Beta Distribution Calculator
Find PDF, CDF, mean, variance, mode, median, skewness, and kurtosis for any Beta(α, β) distribution on [0, 1].
📊 What is the Beta Distribution Calculator?
The beta distribution is a continuous probability distribution defined on the closed interval [0, 1] and parameterized by two positive shape parameters, alpha and beta. Because its support is bounded between 0 and 1, it is a natural choice for modeling quantities that are themselves proportions, probabilities, or rates. This calculator handles both probability queries (what is the chance that a Beta-distributed variable falls below a given x?) and full distribution characterization (what are the mean, variance, mode, median, skewness, and kurtosis?).

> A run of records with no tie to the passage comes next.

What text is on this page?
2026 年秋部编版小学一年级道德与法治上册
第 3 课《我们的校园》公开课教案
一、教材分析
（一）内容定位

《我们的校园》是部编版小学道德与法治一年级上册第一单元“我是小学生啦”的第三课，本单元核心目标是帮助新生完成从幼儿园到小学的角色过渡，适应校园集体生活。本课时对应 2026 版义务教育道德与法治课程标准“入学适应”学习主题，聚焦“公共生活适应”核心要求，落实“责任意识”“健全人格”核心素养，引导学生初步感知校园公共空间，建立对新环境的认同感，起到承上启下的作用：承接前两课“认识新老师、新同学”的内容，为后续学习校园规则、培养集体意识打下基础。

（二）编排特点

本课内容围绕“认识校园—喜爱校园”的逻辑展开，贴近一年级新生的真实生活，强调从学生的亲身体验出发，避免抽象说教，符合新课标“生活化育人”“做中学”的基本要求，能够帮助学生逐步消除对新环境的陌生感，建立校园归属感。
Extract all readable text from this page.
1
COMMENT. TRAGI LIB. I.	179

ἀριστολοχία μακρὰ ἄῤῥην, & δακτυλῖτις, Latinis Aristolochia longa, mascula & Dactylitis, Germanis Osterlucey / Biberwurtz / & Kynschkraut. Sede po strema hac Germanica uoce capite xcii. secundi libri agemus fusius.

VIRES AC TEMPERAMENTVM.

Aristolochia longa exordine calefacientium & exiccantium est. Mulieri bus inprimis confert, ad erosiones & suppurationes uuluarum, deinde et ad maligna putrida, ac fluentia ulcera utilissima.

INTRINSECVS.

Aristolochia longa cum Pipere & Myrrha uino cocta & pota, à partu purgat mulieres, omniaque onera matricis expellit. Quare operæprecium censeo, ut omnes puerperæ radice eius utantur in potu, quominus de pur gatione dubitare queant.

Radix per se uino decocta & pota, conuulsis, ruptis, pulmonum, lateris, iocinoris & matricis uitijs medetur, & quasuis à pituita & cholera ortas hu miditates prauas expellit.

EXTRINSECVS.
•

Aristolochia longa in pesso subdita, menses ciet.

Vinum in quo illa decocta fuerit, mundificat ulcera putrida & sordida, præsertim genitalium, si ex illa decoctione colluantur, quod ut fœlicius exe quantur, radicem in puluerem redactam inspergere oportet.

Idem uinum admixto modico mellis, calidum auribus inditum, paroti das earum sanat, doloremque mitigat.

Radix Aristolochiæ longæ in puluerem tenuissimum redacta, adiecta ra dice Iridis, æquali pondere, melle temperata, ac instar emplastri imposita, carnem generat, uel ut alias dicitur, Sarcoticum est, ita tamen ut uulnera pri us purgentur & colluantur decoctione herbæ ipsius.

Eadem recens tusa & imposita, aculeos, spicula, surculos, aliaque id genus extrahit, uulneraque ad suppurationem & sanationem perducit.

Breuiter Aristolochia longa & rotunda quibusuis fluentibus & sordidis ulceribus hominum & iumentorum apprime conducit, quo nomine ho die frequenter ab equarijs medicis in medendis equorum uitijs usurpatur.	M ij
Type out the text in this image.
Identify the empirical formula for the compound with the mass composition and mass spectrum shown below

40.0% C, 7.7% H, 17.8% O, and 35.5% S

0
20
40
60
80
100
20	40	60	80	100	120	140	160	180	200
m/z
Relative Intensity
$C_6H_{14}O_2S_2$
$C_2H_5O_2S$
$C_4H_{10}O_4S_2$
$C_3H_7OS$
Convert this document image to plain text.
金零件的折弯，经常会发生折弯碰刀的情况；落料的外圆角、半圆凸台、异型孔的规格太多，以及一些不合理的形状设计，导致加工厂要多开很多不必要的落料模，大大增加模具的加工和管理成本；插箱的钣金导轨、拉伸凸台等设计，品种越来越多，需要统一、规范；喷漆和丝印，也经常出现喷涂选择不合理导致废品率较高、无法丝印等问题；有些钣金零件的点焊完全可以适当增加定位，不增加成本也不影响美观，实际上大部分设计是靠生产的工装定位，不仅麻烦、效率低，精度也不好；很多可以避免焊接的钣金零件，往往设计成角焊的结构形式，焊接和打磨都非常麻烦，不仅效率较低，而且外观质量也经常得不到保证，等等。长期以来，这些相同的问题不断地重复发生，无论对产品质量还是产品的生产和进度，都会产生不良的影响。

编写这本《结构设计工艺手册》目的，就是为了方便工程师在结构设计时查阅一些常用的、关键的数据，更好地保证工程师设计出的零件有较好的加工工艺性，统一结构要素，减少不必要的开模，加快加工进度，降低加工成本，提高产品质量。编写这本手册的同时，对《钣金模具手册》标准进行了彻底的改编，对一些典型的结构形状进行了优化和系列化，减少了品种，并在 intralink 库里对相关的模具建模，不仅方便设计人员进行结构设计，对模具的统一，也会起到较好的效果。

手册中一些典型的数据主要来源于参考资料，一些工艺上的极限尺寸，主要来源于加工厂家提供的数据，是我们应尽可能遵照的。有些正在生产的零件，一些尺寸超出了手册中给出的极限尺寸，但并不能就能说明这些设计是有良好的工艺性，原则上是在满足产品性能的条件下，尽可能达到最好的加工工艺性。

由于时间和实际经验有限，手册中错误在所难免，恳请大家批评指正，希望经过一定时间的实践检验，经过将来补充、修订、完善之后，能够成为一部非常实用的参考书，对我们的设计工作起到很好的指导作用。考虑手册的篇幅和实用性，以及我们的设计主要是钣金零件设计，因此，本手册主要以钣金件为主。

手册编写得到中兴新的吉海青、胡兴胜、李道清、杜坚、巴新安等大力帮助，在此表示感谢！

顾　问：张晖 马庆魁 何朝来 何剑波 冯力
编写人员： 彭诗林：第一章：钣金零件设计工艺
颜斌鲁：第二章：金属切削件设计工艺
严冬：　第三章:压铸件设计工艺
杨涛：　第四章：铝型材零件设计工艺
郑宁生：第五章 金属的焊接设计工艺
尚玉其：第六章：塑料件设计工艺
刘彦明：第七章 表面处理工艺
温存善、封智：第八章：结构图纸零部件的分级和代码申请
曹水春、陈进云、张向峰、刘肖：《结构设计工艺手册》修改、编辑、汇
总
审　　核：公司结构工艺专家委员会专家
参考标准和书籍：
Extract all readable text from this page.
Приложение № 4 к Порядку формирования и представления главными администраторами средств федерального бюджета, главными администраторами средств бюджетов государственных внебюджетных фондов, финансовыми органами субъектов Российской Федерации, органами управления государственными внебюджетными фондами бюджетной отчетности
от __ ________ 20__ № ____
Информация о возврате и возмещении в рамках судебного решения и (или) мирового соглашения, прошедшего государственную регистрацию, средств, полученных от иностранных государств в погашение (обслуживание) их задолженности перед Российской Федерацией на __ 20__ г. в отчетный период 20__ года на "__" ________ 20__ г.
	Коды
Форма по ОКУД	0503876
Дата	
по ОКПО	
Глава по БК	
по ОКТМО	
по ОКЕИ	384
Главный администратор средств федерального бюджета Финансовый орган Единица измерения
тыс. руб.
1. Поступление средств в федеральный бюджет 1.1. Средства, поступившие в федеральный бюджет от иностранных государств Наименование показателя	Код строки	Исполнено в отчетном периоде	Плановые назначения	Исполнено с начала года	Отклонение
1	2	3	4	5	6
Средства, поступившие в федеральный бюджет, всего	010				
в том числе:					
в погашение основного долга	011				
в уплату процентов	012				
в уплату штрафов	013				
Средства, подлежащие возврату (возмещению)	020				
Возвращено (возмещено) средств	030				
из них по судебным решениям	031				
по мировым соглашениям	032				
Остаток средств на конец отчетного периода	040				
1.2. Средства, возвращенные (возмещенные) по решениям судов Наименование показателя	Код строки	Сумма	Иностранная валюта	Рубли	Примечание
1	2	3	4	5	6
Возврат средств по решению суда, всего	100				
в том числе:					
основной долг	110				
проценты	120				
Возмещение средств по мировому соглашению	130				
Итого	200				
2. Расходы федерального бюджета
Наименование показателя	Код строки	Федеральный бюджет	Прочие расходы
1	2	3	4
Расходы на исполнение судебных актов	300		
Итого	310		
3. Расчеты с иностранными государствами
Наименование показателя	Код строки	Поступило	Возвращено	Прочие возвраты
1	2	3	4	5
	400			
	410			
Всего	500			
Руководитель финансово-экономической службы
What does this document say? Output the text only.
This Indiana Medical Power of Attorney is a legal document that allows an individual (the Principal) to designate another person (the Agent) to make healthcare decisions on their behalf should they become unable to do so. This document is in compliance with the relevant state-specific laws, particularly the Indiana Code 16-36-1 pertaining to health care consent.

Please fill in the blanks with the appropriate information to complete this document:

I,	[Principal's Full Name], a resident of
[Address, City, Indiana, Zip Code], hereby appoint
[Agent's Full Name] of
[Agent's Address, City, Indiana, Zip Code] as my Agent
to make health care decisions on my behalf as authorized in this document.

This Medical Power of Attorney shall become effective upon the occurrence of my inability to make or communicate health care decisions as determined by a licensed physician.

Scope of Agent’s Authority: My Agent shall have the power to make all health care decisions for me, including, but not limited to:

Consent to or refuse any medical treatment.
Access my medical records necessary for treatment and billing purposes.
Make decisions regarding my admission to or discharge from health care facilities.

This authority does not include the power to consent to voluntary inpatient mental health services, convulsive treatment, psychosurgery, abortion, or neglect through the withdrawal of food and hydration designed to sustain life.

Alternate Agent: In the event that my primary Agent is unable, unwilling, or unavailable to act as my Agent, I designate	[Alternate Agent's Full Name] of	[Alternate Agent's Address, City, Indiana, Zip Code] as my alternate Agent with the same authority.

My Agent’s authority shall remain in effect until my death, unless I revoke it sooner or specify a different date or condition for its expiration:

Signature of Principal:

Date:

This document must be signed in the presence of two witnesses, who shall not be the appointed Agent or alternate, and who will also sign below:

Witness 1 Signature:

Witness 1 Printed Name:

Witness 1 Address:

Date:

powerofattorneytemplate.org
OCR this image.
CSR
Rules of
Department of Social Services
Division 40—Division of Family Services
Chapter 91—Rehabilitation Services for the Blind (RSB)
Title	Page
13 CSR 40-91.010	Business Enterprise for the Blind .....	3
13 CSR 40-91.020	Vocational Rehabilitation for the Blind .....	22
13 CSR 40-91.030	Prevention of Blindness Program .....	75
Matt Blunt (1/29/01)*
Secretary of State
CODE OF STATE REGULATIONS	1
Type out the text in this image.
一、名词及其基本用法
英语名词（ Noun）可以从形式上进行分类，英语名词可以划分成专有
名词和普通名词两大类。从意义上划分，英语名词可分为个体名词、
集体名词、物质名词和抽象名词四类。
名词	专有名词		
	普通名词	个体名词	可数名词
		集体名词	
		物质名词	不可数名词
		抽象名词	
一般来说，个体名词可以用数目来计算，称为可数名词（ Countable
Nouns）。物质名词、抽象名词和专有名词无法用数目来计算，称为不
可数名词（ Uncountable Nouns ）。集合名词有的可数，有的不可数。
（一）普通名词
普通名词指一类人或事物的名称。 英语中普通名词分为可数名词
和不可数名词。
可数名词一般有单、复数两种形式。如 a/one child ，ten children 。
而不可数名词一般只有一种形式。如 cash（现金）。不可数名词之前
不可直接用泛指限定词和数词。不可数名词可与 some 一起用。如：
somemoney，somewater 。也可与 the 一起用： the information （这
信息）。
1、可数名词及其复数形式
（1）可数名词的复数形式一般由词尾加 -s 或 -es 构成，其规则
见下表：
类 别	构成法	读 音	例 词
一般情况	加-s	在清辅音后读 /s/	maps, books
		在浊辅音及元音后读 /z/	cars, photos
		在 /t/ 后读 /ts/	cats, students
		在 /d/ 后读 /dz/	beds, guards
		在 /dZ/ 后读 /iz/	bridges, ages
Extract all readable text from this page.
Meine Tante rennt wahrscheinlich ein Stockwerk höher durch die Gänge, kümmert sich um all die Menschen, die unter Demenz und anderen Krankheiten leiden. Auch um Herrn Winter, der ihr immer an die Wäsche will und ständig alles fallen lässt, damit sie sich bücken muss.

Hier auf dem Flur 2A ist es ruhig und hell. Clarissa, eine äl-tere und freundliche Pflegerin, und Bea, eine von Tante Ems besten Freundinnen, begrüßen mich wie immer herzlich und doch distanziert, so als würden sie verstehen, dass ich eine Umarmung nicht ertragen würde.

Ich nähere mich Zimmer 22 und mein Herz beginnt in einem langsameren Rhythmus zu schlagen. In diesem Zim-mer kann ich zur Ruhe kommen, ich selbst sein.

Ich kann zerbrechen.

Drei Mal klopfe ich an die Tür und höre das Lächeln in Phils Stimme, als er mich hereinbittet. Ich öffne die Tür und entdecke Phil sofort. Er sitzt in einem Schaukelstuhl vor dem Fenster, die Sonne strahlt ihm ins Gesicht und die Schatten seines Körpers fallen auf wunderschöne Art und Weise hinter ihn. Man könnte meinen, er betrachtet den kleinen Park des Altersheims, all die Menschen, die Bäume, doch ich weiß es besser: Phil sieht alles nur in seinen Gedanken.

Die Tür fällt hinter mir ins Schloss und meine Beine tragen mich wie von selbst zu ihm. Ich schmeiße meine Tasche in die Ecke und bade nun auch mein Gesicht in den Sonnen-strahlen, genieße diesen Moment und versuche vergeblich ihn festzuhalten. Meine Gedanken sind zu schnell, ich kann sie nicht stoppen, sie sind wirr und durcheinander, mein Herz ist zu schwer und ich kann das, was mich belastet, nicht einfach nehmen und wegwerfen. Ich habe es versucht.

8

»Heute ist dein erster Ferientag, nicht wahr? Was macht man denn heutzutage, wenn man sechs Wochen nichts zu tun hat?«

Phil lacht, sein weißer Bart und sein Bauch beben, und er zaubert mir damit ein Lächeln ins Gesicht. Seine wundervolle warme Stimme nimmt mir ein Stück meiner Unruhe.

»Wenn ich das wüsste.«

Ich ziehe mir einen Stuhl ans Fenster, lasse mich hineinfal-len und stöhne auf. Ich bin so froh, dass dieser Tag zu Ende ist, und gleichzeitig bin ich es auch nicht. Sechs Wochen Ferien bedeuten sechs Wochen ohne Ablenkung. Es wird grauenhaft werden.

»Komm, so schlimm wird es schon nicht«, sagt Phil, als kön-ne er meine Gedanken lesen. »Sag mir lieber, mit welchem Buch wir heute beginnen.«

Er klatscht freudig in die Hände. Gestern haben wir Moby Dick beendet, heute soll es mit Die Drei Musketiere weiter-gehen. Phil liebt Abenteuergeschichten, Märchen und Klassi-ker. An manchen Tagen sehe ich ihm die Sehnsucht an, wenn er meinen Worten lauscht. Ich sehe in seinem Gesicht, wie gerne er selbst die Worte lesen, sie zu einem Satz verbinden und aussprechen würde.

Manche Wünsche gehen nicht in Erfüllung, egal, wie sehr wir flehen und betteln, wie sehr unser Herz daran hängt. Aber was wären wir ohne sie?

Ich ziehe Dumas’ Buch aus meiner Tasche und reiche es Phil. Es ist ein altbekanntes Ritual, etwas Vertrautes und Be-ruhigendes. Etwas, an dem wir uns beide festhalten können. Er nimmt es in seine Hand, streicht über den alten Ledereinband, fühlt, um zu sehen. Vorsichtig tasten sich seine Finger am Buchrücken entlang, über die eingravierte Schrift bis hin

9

The applications of the beta distribution span many disciplines. In Bayesian statistics, the beta distribution is the conjugate prior for the binomial likelihood. If a coin has an unknown bias modeled as Beta(alpha, beta) and you observe s heads and f tails, the posterior distribution is Beta(alpha + s, beta + f). This clean update rule makes the beta distribution foundational in Bayesian inference. In project management, the PERT technique uses a beta distribution to model the time needed to complete a task, where optimistic, most likely, and pessimistic estimates define the shape. In A/B testing, conversion rates for two variants are each modeled as beta distributions, and the probability that one variant is better than the other is computed analytically. In quality control, defect rates per lot are bounded in [0, 1] and often follow a beta distribution.
The shape of the distribution changes dramatically with alpha and beta. When both parameters exceed 1, the density is bell-shaped with a single interior peak. When both equal 1, the result is a flat uniform distribution. When alpha equals beta, the distribution is symmetric about 0.5. When both parameters fall below 1, the density becomes U-shaped, with large probability mass near the boundaries 0 and 1. When alpha is much larger than beta, the density concentrates near 1; when beta dominates, it concentrates near 0.
A common misunderstanding is that the PDF value represents a probability. For continuous distributions, the PDF f(x) is a probability density, not a probability. It can exceed 1 for narrow, concentrated distributions (for example, Beta(10, 10) has a PDF value above 3 near x = 0.5). The probability of falling in an interval [a, b] is the integral of f(x) from a to b, which this calculator computes as the difference of CDF values.